AUBURN HILLS - Bless The Who. Two of them died before they got old. Two of them didn't.
Roger Daltrey, the archetypal macho rock singer with the muscular voice, and Pete Townshend, the tortured genius who plays a mean guitar, have soldiered on without wild-man drummer Keith Moon, who died, unbelievably, almost 30 years ago, and fleet-fingered mysterioso bassist John Entwistle, who died one day before their last sizable tour in 2002.
So Daltrey and Townshend have a new sense of urgency to add to, rather than rehash, their legacy.
They tried to do both Friday night at the Palace, with typically rough and typically inspiring results. The crowd of more than 13,000 spanned three generations, from graying, balding boomers who've been there from the start, to their kids and their kids' kids, including 7-year-old Ethan Neuvirth of Bloomfield Hills, attending his first concert with plugs in his ears and his cool mom (herself a second-generation fan). He sat next to me, eager to hear the songs from the Broadway version of "Tommy" that were his introduction to the band.
The Who played "Pinball Wizard" and a medley of songs from the "Tommy" rock opera as most of the encore, but they also played 10 new songs that Ethan wouldn't know.
The audience, some besotted like it was some '70s ritual they hadn't outgrown, mostly sat and listened politely to the new stuff, including six short songs from the new album's "Wire and Glass" mini-opera, as Townshend called it. They included a plodding anti-war anthem "Pick Up the Peace," a lovely, lilting, country-flavored "Out on the Endless Wire," and a final trio of songs that reflect on stardom from its first blush (the "Substitute"-quoting rocker "We Got a Hit") to the aging rock star reflections of "Mirror Door."
The biggest problem with the new stuff is that the band clearly hasn't grown into these songs yet.
The other problem is that some of the new stuff, like the overwrought "Fragments," and its "Baba O'Riley"-quoting synth riff, sounded like recycled, not reinvigorated Who.
Given time, some of the new songs could grow into worthy additions to the Who's considerable canon.
The predicament legacy bands like the Who, or the Half-Who find themselves in, is that their aging fans didn't shell out big bucks to hear a bunch of songs they don't know or care about. (That's where their more bottom-line conscious friends, the Rolling Stones, caved long ago.)
The Who at least have regained their confidence in new songs, even if the results are mixed, and they're not concerned with recreating the records note for note.
Having honed the hit-parade approach recreating "Tommy" (remember when Townshend played mostly acoustic because of his tinnitus?) and "Quadrophenia" in the '90s, they know how to please, balancing the audience's lust for the familiar with an old flair for improvisation rediscovered on the '02 tour.

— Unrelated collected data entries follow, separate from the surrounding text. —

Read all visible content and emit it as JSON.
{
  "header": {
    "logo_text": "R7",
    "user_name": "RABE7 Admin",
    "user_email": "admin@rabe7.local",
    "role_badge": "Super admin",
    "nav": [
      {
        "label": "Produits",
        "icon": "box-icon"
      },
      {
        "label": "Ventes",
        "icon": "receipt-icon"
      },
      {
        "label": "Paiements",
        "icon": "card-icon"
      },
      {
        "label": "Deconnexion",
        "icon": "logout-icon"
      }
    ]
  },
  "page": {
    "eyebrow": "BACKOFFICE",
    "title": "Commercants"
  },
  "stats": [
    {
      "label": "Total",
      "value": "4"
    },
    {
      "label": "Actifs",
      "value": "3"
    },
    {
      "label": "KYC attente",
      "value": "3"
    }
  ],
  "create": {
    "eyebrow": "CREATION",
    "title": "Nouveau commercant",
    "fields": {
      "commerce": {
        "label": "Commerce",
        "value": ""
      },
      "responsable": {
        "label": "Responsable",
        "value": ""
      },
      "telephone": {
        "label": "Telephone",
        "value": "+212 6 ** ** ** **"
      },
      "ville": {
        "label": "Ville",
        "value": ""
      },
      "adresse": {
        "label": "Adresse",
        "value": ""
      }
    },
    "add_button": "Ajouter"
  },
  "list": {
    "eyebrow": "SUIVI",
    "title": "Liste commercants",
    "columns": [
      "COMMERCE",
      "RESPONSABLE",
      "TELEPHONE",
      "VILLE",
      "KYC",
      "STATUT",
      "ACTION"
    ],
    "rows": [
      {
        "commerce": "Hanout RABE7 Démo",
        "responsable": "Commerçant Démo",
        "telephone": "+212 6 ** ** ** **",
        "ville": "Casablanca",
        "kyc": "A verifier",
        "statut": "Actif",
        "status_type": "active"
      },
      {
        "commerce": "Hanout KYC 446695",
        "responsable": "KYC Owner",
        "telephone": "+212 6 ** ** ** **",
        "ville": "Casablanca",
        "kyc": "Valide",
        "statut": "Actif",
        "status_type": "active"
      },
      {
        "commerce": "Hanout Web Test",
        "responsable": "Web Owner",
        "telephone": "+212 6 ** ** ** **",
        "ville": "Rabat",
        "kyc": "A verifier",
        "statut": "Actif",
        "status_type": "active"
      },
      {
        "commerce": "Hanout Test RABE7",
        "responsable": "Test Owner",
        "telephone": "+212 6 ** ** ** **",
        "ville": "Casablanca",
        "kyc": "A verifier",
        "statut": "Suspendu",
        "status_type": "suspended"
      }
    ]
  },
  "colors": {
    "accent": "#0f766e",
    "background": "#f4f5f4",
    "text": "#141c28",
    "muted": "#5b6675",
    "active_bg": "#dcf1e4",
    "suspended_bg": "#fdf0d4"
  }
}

Even though opener "I Can't Explain" was listless (as was most of the first quarter of the two-hour set) and "Behind Blue Eyes" was muted, early career staple "Anyway Anyhow Anywhere" benefited from an end-of-song jam.
Second-tier hit "Eminence Front" featured a fiery Townshend vocal and a little extra funk from Roger Daltrey's rhythm guitar. The buoyant "You Better You Bet" turned into a sing-along that put a smile on struggling singer Daltrey's face.
"My Generation," which has regained its relevance in today's post-9/11 climate, turned into a bluesy improv that took some interesting twists and featured some of Townshend's most articulate guitar work of the night.
They weren't as tight as little-known opening act moe. And they weren't as good Friday as they were at the Palace four years ago. Nor are they very relevant today.
But the Who - whose Dec. 5 Grand Rapids show went on sale Saturday - appear determined not to die creatively even if they are getting old.